Kenya Rugby Union
- Sport: Rugby union
- Founded: 1970
- Rugby Afrique affiliation: 1986 (founder member)
- President: Alexander Mutai
- CEO: Thomas Odundo
- Men's coach: Jerome Paarwater
- Women's coach: Dennis "Ironman" Mwanja Kolia
- Sevens coach: Kevin "Bling" Wambua
- Website: www.kru.co.ke

= Kenya Rugby Union =

Governing body for rugby union in Kenya

Kenya Rugby Union (KRU) is the governing body for rugby union in Kenya. It was founded in 1970 and is affiliated to Rugby Africa and the international governing body World Rugby.

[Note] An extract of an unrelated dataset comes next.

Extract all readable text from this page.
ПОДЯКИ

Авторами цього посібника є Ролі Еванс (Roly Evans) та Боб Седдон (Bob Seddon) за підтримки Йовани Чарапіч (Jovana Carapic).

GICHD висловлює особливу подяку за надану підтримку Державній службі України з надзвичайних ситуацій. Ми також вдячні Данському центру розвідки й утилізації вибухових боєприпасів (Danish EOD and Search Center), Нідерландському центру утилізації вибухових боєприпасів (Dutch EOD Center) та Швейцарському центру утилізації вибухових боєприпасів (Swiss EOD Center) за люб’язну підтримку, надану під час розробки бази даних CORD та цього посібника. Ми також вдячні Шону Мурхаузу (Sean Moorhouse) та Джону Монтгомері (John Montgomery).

KRU is responsible for the running of the Kenya national rugby union team, domestic club and school rugby competitions. The union shares a home ground, the RFUEA Ground in Nairobi, with Kenya Harlequin.

== Origins ==

The Rugby Football Union of Kenya (RFU-K) was initially founded in August 1921 and became operational in 1923 with the formation of the first Nairobi clubs, Nondescripts RFC and Harlequin RFC. In 1953 RFU-K was joined by the rugby unions of Tanganyika and Uganda to form the Rugby Football Union of East Africa (RFUEA) in representing the colonies of British East Africa. RFU-K was dissolved in 1956, with already existing district unions dealing directly with RFUEA.

In 1970, the decision was made to merge the district unions and form the Kenya Rugby Football Union (KRFU) under the umbrella of the RFUEA.